Why Are Palm Branches Used On Palm Sunday?
Palm branches used on Palm Sunday marked the end of the Lenten season and the start of Holy Week. Holy Week is the week preceding Easter that commemorates Jesus’ final days before He was crucified.
The use of palm branches on Palm Sunday commemorates Jesus Christ’s triumphal entry into Jerusalem, where he was greeted by people waving palm branches. We see the procession of our King, who did everything he could to atone for our sins and save us.
For Christians, palm branches represent Jesus’ victory and triumph over death. It reminds us of how we welcomed Jesus into our hearts and how eager we are to follow him. The ceremony is never complete without the waving and decorating of palm branches.
Palm Branches In Ancient Times
Palm branches represent faithfulness, splendor, triumph, virtue, and welfare. They are depicted on coins and important buildings. Palm leaves have symbolized victory with honor, peace, and eternal life throughout eons and cultures.
Palm trees were an essential part of the ancient Jewish people’s world. They were valuable resources for building materials, shade, and beauty. They even supplied food in the form of delectable dates. They were so ingrained in the landscape that the first city the children of Israel conquered upon entering the Promised Land was Jerico, also known as “the city of palm trees” in the Bible (Deut. 34:3; 2 Chron. 28:15).
King Solomon had palm branches carved into the temple’s walls and doors: “He carved cherubim, palm trees, and open flowers on the walls around the temple, both inside and out” (1 Kings 6:29).
Palm branches were traditionally used on festive occasions as symbols of joy and triumph (Leviticus 23:40; Nehemiah 8:15). Kings and conquerors were greeted with palm branches strewn in front of them and waves in the air. Victors of the Grecian games returned triumphantly to their homes, waving palm branches.
The people in the book of Revelation are shown holding palm branches and proclaiming eternal victory to our Savior, who delivered us from sin. People celebrate Christ’s everlasting victory as King.
“After this, I looked, and before me was a great multitude that no one could count, from every nation, tribe, people, and language, standing before the throne and the Lamb. They were wearing white robes and were holding palm branches in their hands” (Revelation 7:9).
The Importance Of Palm Branches Today
Palm Sunday marks the start of Holy Week, a solemn week dedicated to the final days of Jesus Christ’s life. To commemorate Palm Sunday, Christian churches distribute palm branches to worshippers before the start of the mass.

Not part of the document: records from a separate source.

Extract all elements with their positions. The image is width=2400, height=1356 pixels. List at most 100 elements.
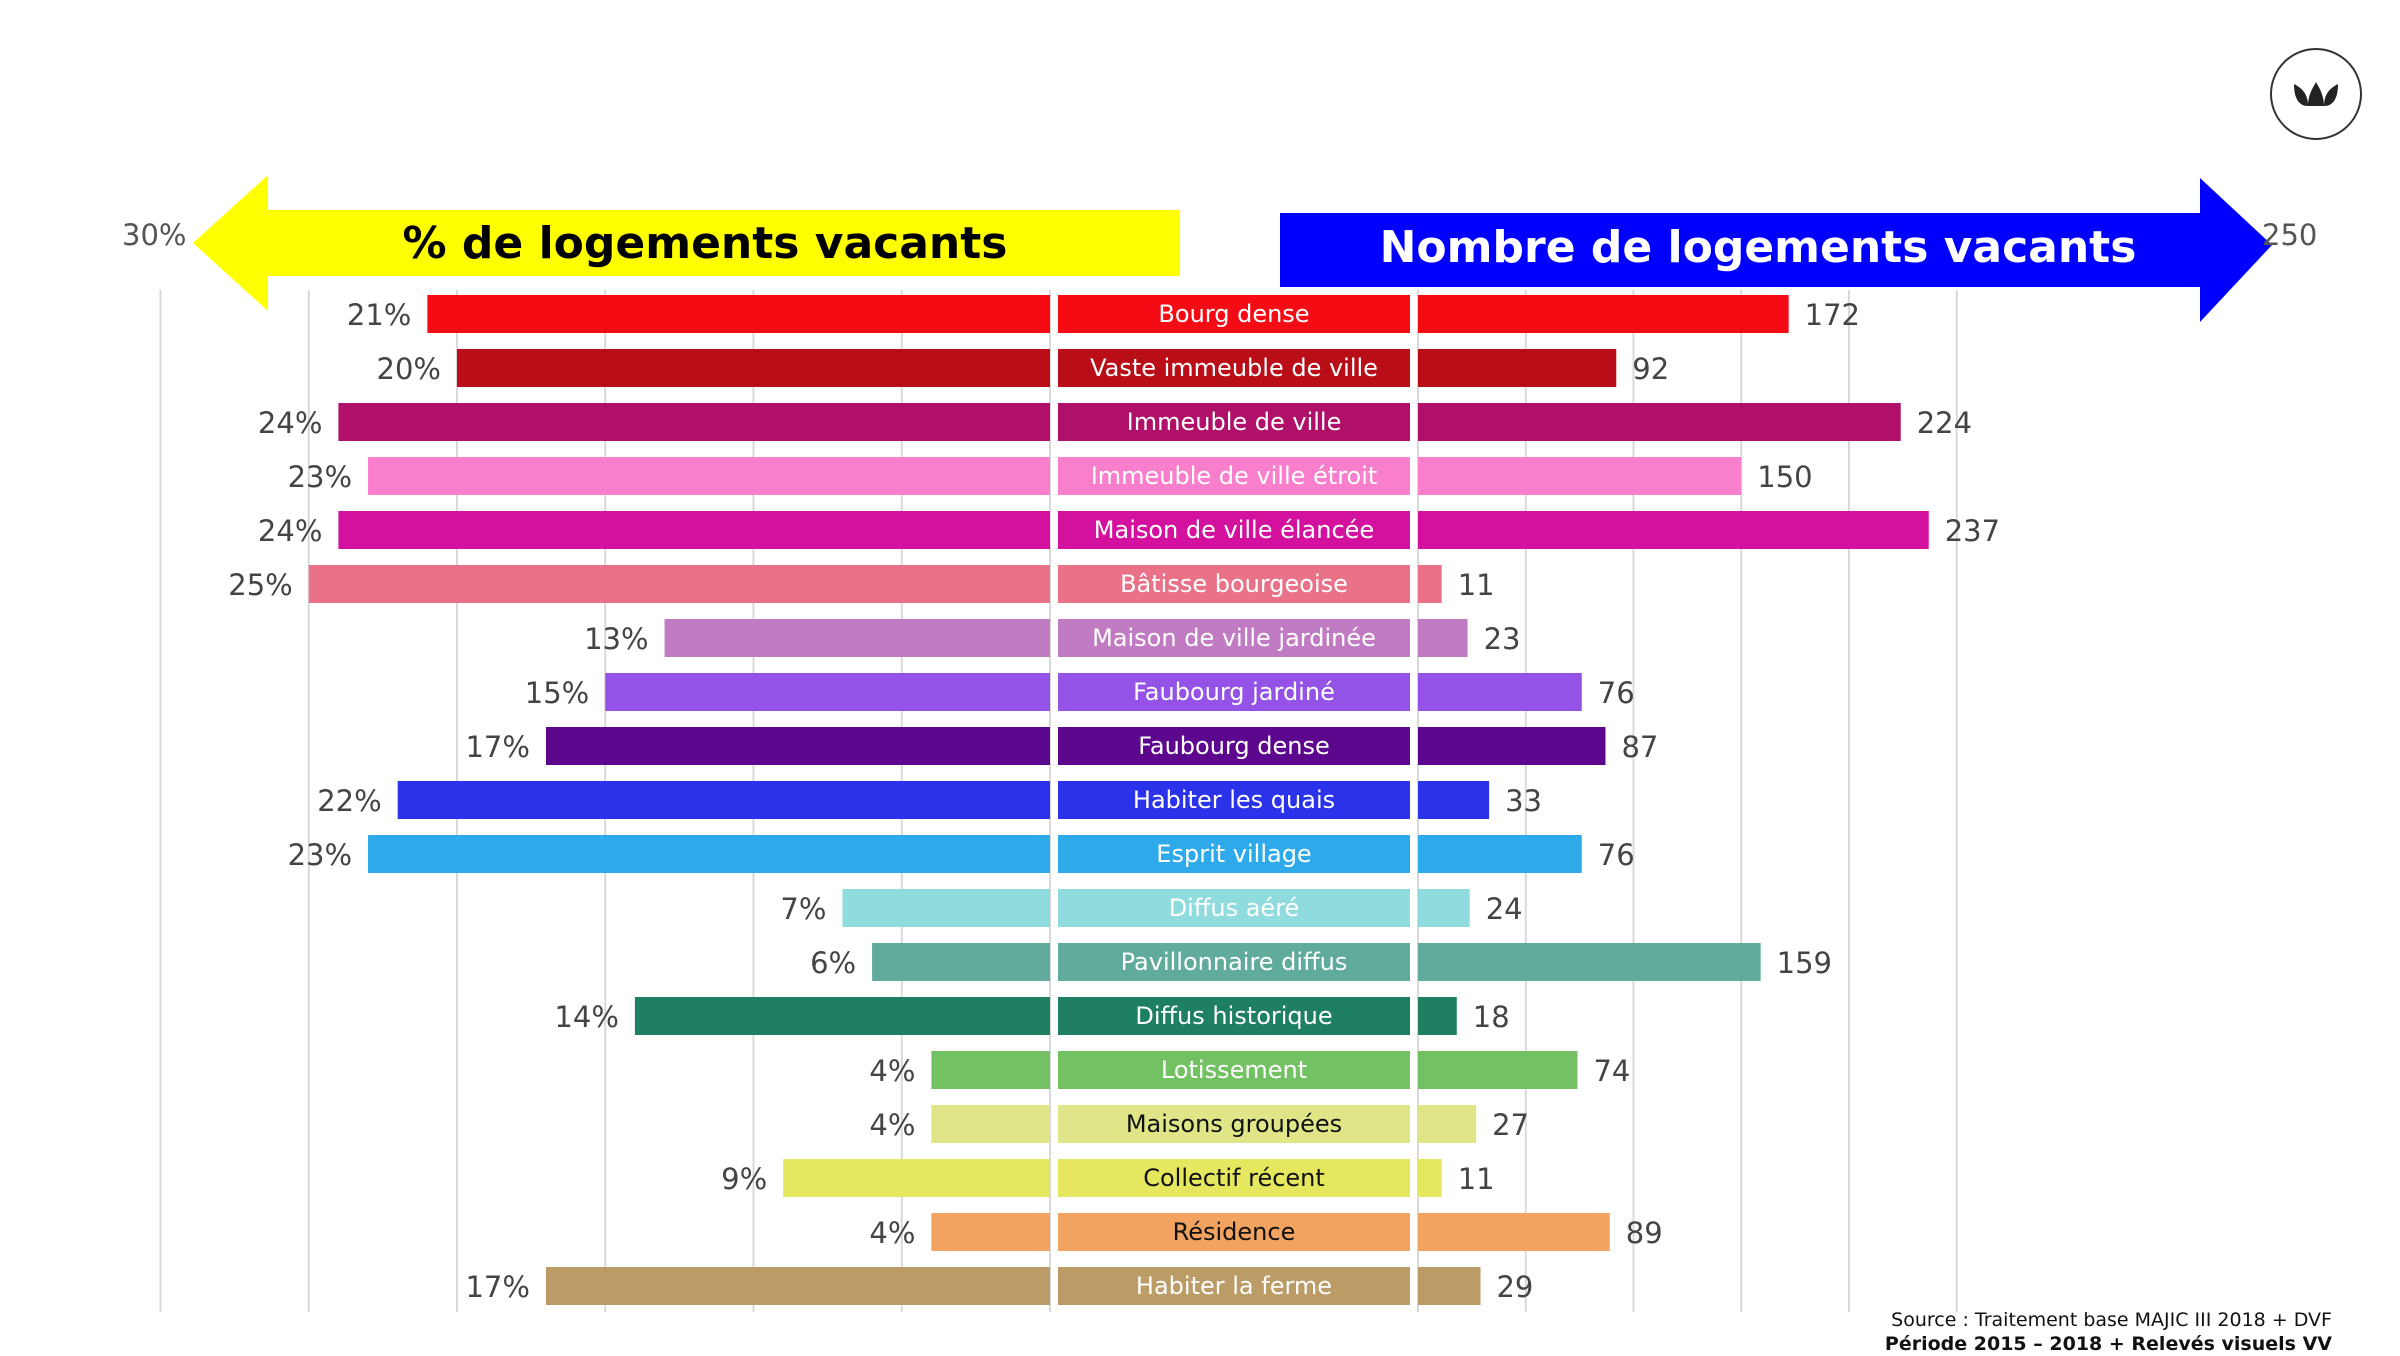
right-bar — [1418, 1267, 1481, 1305]
source-line-1: Source : Traitement base MAJIC III 2018 … — [1891, 1309, 2332, 1331]
right-bar — [1418, 781, 1490, 819]
left-value-label: 20% — [377, 352, 441, 386]
right-value-label: 23 — [1484, 622, 1521, 656]
left-bar — [545, 1267, 1050, 1305]
right-value-label: 159 — [1777, 946, 1832, 980]
left-bar — [368, 835, 1050, 873]
category-label: Esprit village — [1156, 840, 1311, 868]
category-label: Immeuble de ville étroit — [1091, 462, 1378, 490]
left-bar — [397, 781, 1050, 819]
right-bar — [1418, 565, 1442, 603]
left-bar — [842, 889, 1050, 927]
left-value-label: 4% — [869, 1054, 915, 1088]
right-bar — [1418, 835, 1582, 873]
right-bar — [1418, 403, 1901, 441]
right-bars — [1418, 295, 1929, 1305]
category-label: Diffus aéré — [1169, 894, 1300, 922]
category-box — [1058, 781, 1410, 819]
category-box — [1058, 1051, 1410, 1089]
category-box — [1058, 295, 1410, 333]
left-value-label: 22% — [317, 784, 381, 818]
right-bar — [1418, 727, 1606, 765]
left-value-label: 15% — [525, 676, 589, 710]
right-value-label: 24 — [1486, 892, 1523, 926]
brand-logo — [2270, 48, 2362, 140]
left-bar — [457, 349, 1050, 387]
category-label: Vaste immeuble de ville — [1090, 354, 1378, 382]
category-labels: Bourg dense Vaste immeuble de ville Immeub… — [1058, 295, 1410, 1305]
right-value-label: 87 — [1621, 730, 1658, 764]
category-label: Résidence — [1173, 1218, 1296, 1246]
left-value-label: 14% — [554, 1000, 618, 1034]
left-value-label: 9% — [721, 1162, 767, 1196]
right-value-label: 29 — [1496, 1270, 1533, 1304]
category-box — [1058, 1159, 1410, 1197]
source-line-2: Période 2015 – 2018 + Relevés visuels VV — [1884, 1333, 2332, 1355]
category-box — [1058, 511, 1410, 549]
right-bar — [1418, 1051, 1578, 1089]
left-bar — [605, 673, 1050, 711]
left-bar — [338, 403, 1050, 441]
category-box — [1058, 565, 1410, 603]
left-value-label: 6% — [810, 946, 856, 980]
category-label: Habiter la ferme — [1136, 1272, 1332, 1300]
left-header-arrow — [193, 175, 1180, 311]
left-bar — [931, 1051, 1050, 1089]
right-bar — [1418, 619, 1468, 657]
left-value-label: 17% — [465, 730, 529, 764]
right-bar — [1418, 295, 1789, 333]
source-note: Source : Traitement base MAJIC III 2018 … — [1885, 1308, 2332, 1356]
category-label: Lotissement — [1161, 1056, 1307, 1084]
value-labels: 21% 172 20% 92 24% 224 23% 150 24% 237 25% 11 13% 23 1… — [228, 298, 2000, 1304]
right-value-label: 27 — [1492, 1108, 1529, 1142]
left-header-title: % de logements vacants — [403, 218, 1008, 269]
left-value-label: 23% — [288, 460, 352, 494]
left-bar — [634, 997, 1050, 1035]
right-bar — [1418, 457, 1742, 495]
right-header-title: Nombre de logements vacants — [1380, 222, 2137, 273]
right-bar — [1418, 1105, 1477, 1143]
right-bar — [1418, 1213, 1610, 1251]
left-value-label: 4% — [869, 1108, 915, 1142]
category-box — [1058, 1213, 1410, 1251]
right-axis-max-label: 250 — [2262, 218, 2318, 252]
left-bar — [368, 457, 1050, 495]
category-label: Diffus historique — [1135, 1002, 1332, 1030]
left-bar — [338, 511, 1050, 549]
category-box — [1058, 997, 1410, 1035]
right-value-label: 11 — [1458, 1162, 1495, 1196]
right-value-label: 18 — [1473, 1000, 1510, 1034]
right-bar — [1418, 673, 1582, 711]
category-box — [1058, 727, 1410, 765]
right-bar — [1418, 349, 1617, 387]
left-bar — [427, 295, 1051, 333]
right-bar — [1418, 1159, 1442, 1197]
right-value-label: 92 — [1632, 352, 1669, 386]
right-value-label: 224 — [1917, 406, 1972, 440]
category-box — [1058, 889, 1410, 927]
left-value-label: 7% — [780, 892, 826, 926]
right-header-arrow — [1280, 178, 2272, 322]
category-label: Faubourg dense — [1138, 732, 1329, 760]
category-box — [1058, 1105, 1410, 1143]
right-value-label: 76 — [1598, 838, 1635, 872]
right-bar — [1418, 511, 1929, 549]
category-box — [1058, 457, 1410, 495]
right-bar — [1418, 997, 1457, 1035]
category-label: Faubourg jardiné — [1133, 678, 1335, 706]
left-bar — [308, 565, 1050, 603]
category-box — [1058, 403, 1410, 441]
left-value-label: 25% — [228, 568, 292, 602]
left-value-label: 4% — [869, 1216, 915, 1250]
right-value-label: 237 — [1945, 514, 2000, 548]
right-bar — [1418, 889, 1470, 927]
left-value-label: 23% — [288, 838, 352, 872]
left-value-label: 17% — [465, 1270, 529, 1304]
right-value-label: 33 — [1505, 784, 1542, 818]
right-value-label: 89 — [1626, 1216, 1663, 1250]
category-label: Bourg dense — [1158, 300, 1309, 328]
category-box — [1058, 943, 1410, 981]
left-value-label: 24% — [258, 514, 322, 548]
left-bar — [931, 1105, 1050, 1143]
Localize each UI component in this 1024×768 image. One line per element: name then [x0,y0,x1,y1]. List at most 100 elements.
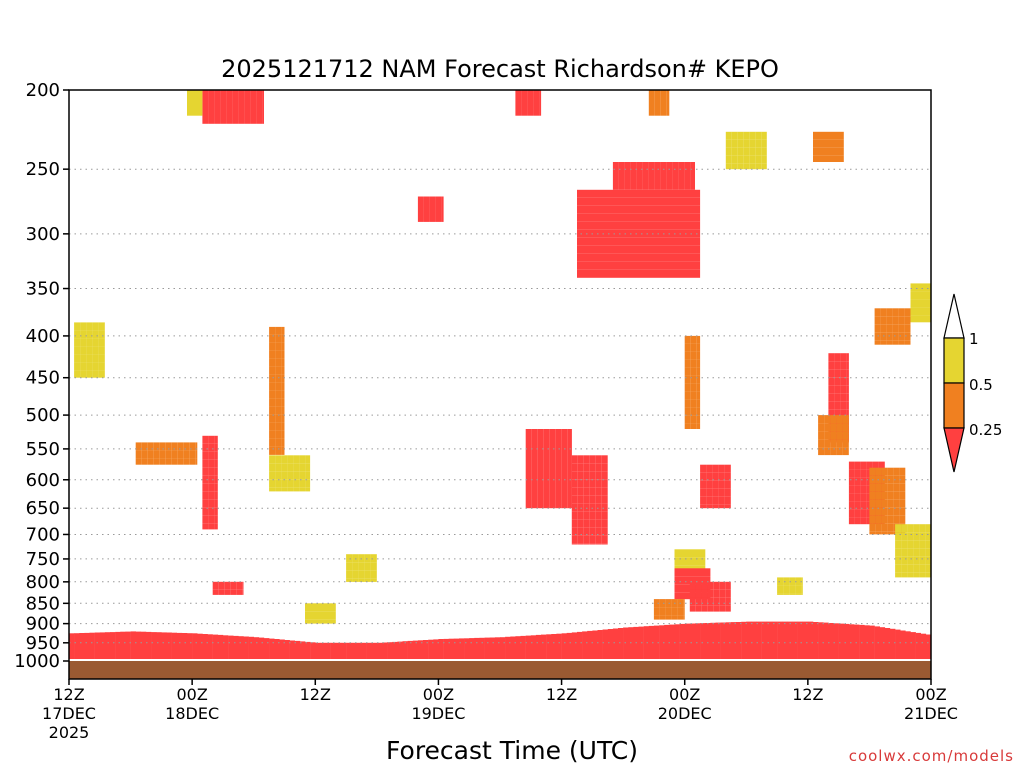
heatmap-cell-red [595,213,601,222]
heatmap-cell-red [672,170,679,178]
heatmap-cell-yellow [783,585,790,594]
heatmap-cell-red [612,170,619,178]
heatmap-cell-red [691,197,697,206]
heatmap-cell-orange [684,359,691,368]
heatmap-cell-red [549,485,556,493]
heatmap-cell-red [595,269,601,278]
heatmap-cell-red [561,493,568,501]
y-tick-label-1000: 1000 [14,651,60,672]
heatmap-cell-orange [654,90,661,98]
heatmap-cell-orange [848,415,849,424]
heatmap-cell-red [725,589,731,598]
heatmap-cell-yellow [311,611,317,620]
heatmap-cell-yellow [795,585,802,594]
heatmap-cell-red [525,485,532,493]
heatmap-cell-yellow [187,98,193,106]
x-tick-label-24-0: 12Z [300,685,331,704]
heatmap-cell-red [846,409,849,418]
heatmap-cell-yellow [281,479,288,488]
heatmap-cell-red [214,443,218,452]
heatmap-cell-red [202,106,209,114]
heatmap-cell-yellow [80,322,87,331]
heatmap-cell-red [583,205,589,214]
heatmap-cell-yellow [299,463,306,472]
heatmap-cell-orange [842,423,849,432]
pbl-column [443,638,449,659]
heatmap-cell-yellow [287,463,294,472]
heatmap-cell-yellow [761,131,767,140]
heatmap-cell-red [262,114,264,122]
heatmap-cell-red [706,464,713,473]
heatmap-cell-red [637,205,643,214]
heatmap-cell-red [713,605,720,612]
heatmap-cell-orange [899,515,906,524]
heatmap-cell-red [543,469,550,477]
heatmap-cell-red [643,269,649,278]
heatmap-cell-red [666,186,673,190]
pbl-column [248,636,254,659]
heatmap-cell-red [601,455,608,464]
heatmap-cell-orange [869,483,876,492]
heatmap-cell-red [567,501,572,509]
heatmap-cell-red [697,245,701,254]
heatmap-cell-yellow [269,487,276,492]
heatmap-cell-red [866,461,873,470]
heatmap-cell-red [607,213,613,222]
heatmap-cell-orange [874,316,881,325]
heatmap-cell-red [643,221,649,230]
heatmap-cell-yellow [941,299,942,307]
heatmap-cell-red [531,501,538,509]
heatmap-cell-yellow [910,291,917,300]
heatmap-cell-red [730,504,731,509]
heatmap-cell-red [589,245,595,254]
heatmap-cell-yellow [80,338,87,347]
pbl-column [705,623,711,659]
heatmap-cell-red [697,197,701,206]
heatmap-cell-orange [159,442,166,451]
heatmap-cell-red [848,493,855,502]
pbl-column [823,622,829,659]
heatmap-cell-red [256,90,263,98]
heatmap-cell-yellow [98,338,105,347]
heatmap-cell-red [515,98,522,106]
heatmap-cell-red [685,237,691,246]
heatmap-cell-red [686,592,693,600]
heatmap-cell-red [624,178,631,186]
heatmap-cell-yellow [731,131,738,140]
y-tick-label-250: 250 [26,159,60,180]
heatmap-cell-red [543,501,550,509]
heatmap-cell-red [673,197,679,206]
heatmap-cell-red [607,245,613,254]
heatmap-cell-yellow [86,338,93,347]
heatmap-cell-orange [836,423,843,432]
heatmap-cell-orange [189,458,196,465]
heatmap-cell-red [713,581,720,590]
pbl-column [674,624,680,659]
heatmap-cell-red [697,229,701,238]
heatmap-cell-red [567,453,572,461]
pbl-column [376,642,383,659]
heatmap-cell-yellow [895,540,902,549]
heatmap-cell-yellow [749,131,756,140]
heatmap-cell-yellow [935,291,941,299]
heatmap-cell-orange [654,106,661,114]
heatmap-cell-red [202,483,209,492]
pbl-column [648,625,655,659]
heatmap-cell-red [208,467,215,476]
heatmap-cell-red [549,469,556,477]
heatmap-cell-yellow [749,155,756,164]
heatmap-cell-red [619,221,625,230]
heatmap-cell-yellow [370,578,377,582]
heatmap-cell-yellow [275,479,282,488]
heatmap-cell-red [595,205,601,214]
heatmap-cell-orange [831,155,837,162]
x-tick-label-12-0: 00Z [176,685,207,704]
heatmap-cell-red [202,451,209,460]
heatmap-cell-red [860,485,867,494]
heatmap-cell-red [718,496,725,505]
pbl-column [828,623,834,659]
heatmap-cell-red [689,589,696,598]
pbl-column [905,631,911,659]
heatmap-cell-yellow [370,570,377,579]
heatmap-cell-yellow [704,549,706,558]
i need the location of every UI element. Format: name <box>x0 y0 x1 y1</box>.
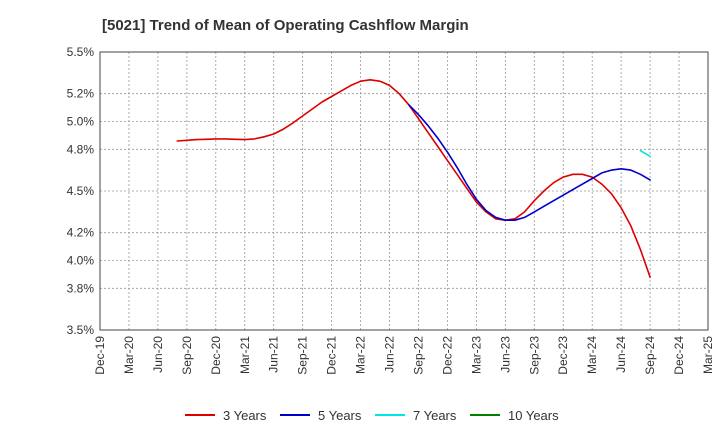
x-tick-label: Mar-22 <box>354 336 368 374</box>
x-tick-label: Dec-22 <box>440 336 454 375</box>
y-axis-tick-labels: 3.5% 3.8% 4.0% 4.2% 4.5% 4.8% 5.0% 5.2% 5.5% <box>67 45 95 337</box>
legend-label: 3 Years <box>223 408 267 423</box>
x-axis-tick-labels: Dec-19 Mar-20 Jun-20 Sep-20 Dec-20 Mar-21 Jun-… <box>93 336 715 375</box>
x-tick-label: Dec-24 <box>672 336 686 375</box>
y-tick-label: 5.2% <box>67 87 95 101</box>
x-tick-label: Dec-19 <box>93 336 107 375</box>
x-tick-label: Mar-23 <box>469 336 483 374</box>
y-tick-label: 4.5% <box>67 184 95 198</box>
legend: 3 Years 5 Years 7 Years 10 Years <box>185 408 559 423</box>
x-tick-label: Sep-23 <box>527 336 541 375</box>
y-tick-label: 3.8% <box>67 281 95 295</box>
legend-label: 7 Years <box>413 408 457 423</box>
y-tick-label: 5.0% <box>67 115 95 129</box>
x-tick-label: Jun-21 <box>267 336 281 373</box>
series-line-5-years <box>407 104 651 221</box>
x-tick-label: Dec-21 <box>325 336 339 375</box>
x-tick-label: Jun-22 <box>383 336 397 373</box>
x-tick-label: Mar-20 <box>122 336 136 374</box>
legend-label: 10 Years <box>508 408 559 423</box>
x-tick-label: Mar-25 <box>701 336 715 374</box>
series-lines <box>176 79 651 279</box>
x-tick-label: Dec-23 <box>556 336 570 375</box>
x-tick-label: Sep-21 <box>296 336 310 375</box>
grid <box>99 51 709 331</box>
legend-label: 5 Years <box>318 408 362 423</box>
y-tick-label: 4.0% <box>67 254 95 268</box>
series-line-7-years <box>639 149 651 158</box>
x-tick-label: Sep-24 <box>643 336 657 375</box>
x-tick-label: Sep-20 <box>180 336 194 375</box>
y-tick-label: 4.8% <box>67 142 95 156</box>
y-tick-label: 4.2% <box>67 226 95 240</box>
x-tick-label: Dec-20 <box>209 336 223 375</box>
x-tick-label: Jun-23 <box>498 336 512 373</box>
y-tick-label: 5.5% <box>67 45 95 59</box>
x-tick-label: Mar-24 <box>585 336 599 374</box>
plot-area-frame <box>99 51 709 331</box>
series-line-3-years <box>176 79 651 279</box>
chart-title: [5021] Trend of Mean of Operating Cashfl… <box>102 17 469 34</box>
x-tick-label: Sep-22 <box>411 336 425 375</box>
x-tick-label: Jun-20 <box>151 336 165 373</box>
y-tick-label: 3.5% <box>67 323 95 337</box>
x-tick-label: Mar-21 <box>238 336 252 374</box>
x-tick-label: Jun-24 <box>614 336 628 373</box>
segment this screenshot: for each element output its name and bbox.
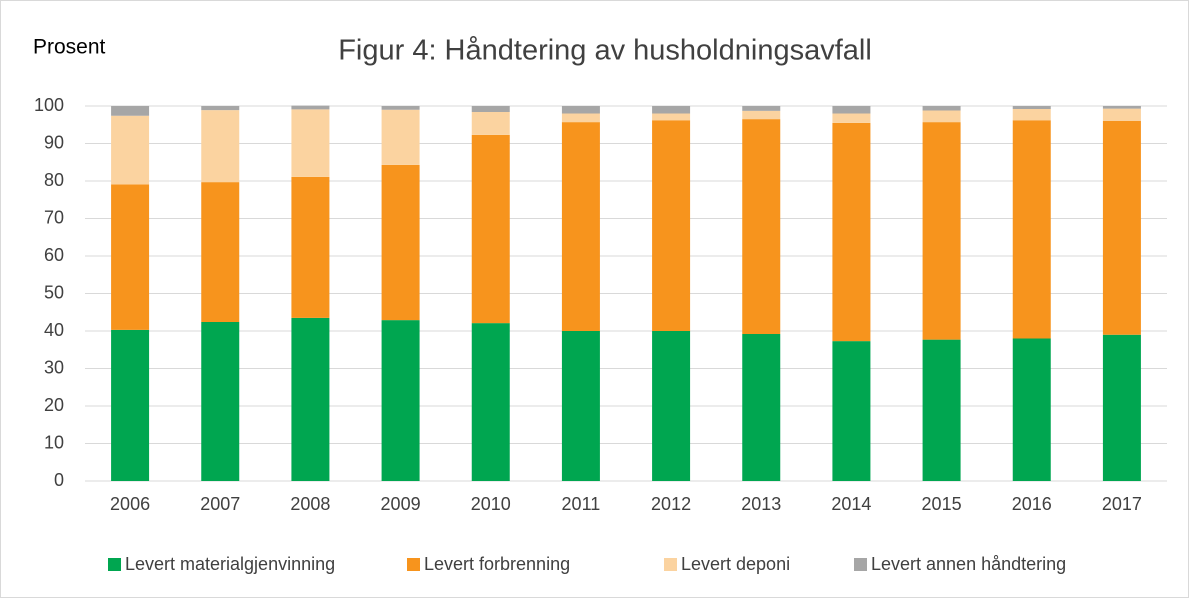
bar-segment (652, 331, 691, 481)
x-tick-label: 2016 (1012, 494, 1052, 514)
y-tick-label: 30 (44, 357, 64, 377)
bar-segment (742, 110, 781, 120)
bar-segment (561, 122, 600, 331)
bar-segment (561, 113, 600, 123)
bar-segment (201, 106, 240, 111)
bar-segment (381, 320, 420, 481)
x-tick-label: 2012 (651, 494, 691, 514)
bar-segment (832, 113, 871, 123)
x-tick-label: 2009 (381, 494, 421, 514)
y-tick-label: 70 (44, 207, 64, 227)
x-tick-label: 2011 (562, 494, 601, 514)
bar-segment (561, 331, 600, 481)
legend-swatch (854, 558, 867, 571)
bar-segment (1102, 106, 1141, 109)
bar-segment (561, 106, 600, 114)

Biblically, as Jesus rode into Jerusalem, throngs of believers greeted him with palm leaves. They were the ideal symbol for a triumphant yet peaceful hero.
Many followers save, dry, and braid palm leaves. The braided leaves are placed on a crucifix in their home and replaced the following year. The palms are also saved by the church and burned the next year to make the ashes used on Ash Wednesday. Customary Palm Sunday observances include waving palm branches in procession, blessing palms, and making small crosses with palm fronds.
Palm Sunday commemorates Christ’s sacrificial death on the cross, praises him for the gift of salvation, and anticipates His second coming. People hold palm branches to symbolize our eternal life due to His death for us.
Palm Sunday is characterized by the blessing and distribution of palm branches to the believers. Palm branches are a symbol of victory, triumph, and eternal peace. Palm branches represent the spiritual salvation from sin’s bonds that Jesus Christ paid for on the cross.
On Palm Sunday, when you are given a palm branch, wave it in honor of our Savior. May this serve as a reminder that there is strength and power in the name of the Lord. There is hope in the name of the Lord, for Christians are delivered from eternal punishment and given the hope of salvation.